The document highlights that priority will be given to critical specialties, namely obstetrics and pediatrics, “particularly through the creation of regional emergency services composed of shared health teams between hospitals.”

In the hospital care domain, Luís Montenegro’s government plans to develop and implement a new National Access System for Consultations and Surgeries (SINACC), which will also include timely access to complementary diagnostic means, replacing the current Integrated Surgery Enrollment Management System (SIGIC).

The ministry aims to establish a chronic patient manager, provide incentives for healthcare professionals performing emergency duties, and promote regional and national audits of the guaranteed maximum response times (TMRG) concerning surgical waitlists in the hospital network.

The program also indicates that the status of University Hospitals will evolve into University Clinical Centers, adopting a new governance and financing model, aligning legal frameworks to reconcile clinical and academic careers, in “close cooperation” with the government sectors of Education, Science and Innovation, and Public Administration.

For INEM, the reform envisions transforming the institute into a National Medical Emergency Authority to ensure “effective, efficient, and sustainable services” by altering its legal nature, competencies and responsibilities, financing model, budgetary and management control, operational model, and the functional profile and skills of its human resources.

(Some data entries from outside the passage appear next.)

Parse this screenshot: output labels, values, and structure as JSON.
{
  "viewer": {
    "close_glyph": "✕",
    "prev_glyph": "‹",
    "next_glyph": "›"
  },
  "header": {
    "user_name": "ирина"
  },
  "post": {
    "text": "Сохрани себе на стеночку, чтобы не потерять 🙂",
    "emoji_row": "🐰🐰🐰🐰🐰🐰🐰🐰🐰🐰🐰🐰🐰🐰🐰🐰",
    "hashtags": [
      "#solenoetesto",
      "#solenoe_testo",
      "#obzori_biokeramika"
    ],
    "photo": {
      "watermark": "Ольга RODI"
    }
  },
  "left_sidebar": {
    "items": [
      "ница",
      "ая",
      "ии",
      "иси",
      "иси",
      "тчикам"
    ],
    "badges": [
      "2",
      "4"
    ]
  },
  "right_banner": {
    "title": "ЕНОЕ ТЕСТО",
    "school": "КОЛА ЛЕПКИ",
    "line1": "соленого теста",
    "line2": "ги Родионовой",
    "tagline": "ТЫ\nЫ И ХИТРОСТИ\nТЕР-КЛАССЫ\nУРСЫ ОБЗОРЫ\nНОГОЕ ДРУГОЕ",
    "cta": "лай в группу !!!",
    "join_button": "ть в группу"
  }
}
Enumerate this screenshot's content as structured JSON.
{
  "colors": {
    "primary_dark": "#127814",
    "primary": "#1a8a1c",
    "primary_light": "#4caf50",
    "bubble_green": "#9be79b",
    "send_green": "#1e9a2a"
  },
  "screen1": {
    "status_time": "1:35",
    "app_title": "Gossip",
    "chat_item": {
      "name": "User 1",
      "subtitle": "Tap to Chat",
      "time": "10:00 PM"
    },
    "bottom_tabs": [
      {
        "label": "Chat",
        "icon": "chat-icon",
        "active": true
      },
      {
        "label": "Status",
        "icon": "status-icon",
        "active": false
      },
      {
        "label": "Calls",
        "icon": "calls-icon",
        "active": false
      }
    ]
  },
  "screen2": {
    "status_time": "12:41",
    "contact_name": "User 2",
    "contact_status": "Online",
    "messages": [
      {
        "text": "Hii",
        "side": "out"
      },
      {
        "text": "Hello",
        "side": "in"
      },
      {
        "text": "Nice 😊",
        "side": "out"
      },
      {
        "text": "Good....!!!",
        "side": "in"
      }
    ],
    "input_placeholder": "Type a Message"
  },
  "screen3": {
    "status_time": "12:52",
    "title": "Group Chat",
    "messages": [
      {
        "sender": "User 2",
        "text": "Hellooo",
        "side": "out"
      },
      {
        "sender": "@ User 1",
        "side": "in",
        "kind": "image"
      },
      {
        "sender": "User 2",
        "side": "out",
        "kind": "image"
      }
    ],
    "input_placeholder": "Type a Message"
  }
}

To “tackle inequality in healthcare access,” the program proposes measures for primary healthcare, including agreements with family doctors from social and private sectors and expanding model C Family Health Units, managed by private entities in areas with low coverage of general and family medicine specialists.

Without specifying figures, the Government’s program aims to ensure timely family doctor consultations and continuous family healthcare access (family nurse), “effectively prioritizing population groups identified as priority during the current legislative period.”

It also schedules the reinforcement of continued and palliative care networks through new Public Social Partnerships for palliative care units and second-generation continued care units.

The XXV Constitutional Government’s program, emerging from the May 18 elections won by the AD coalition (PSD/CDS), was delivered to the Assembly of the Republic today by Minister for Parliamentary Affairs Carlos Abreu Amorim.

The document was approved in the Council of Ministers on Thursday and will be debated in the Assembly of the Republic on Tuesday and Wednesday.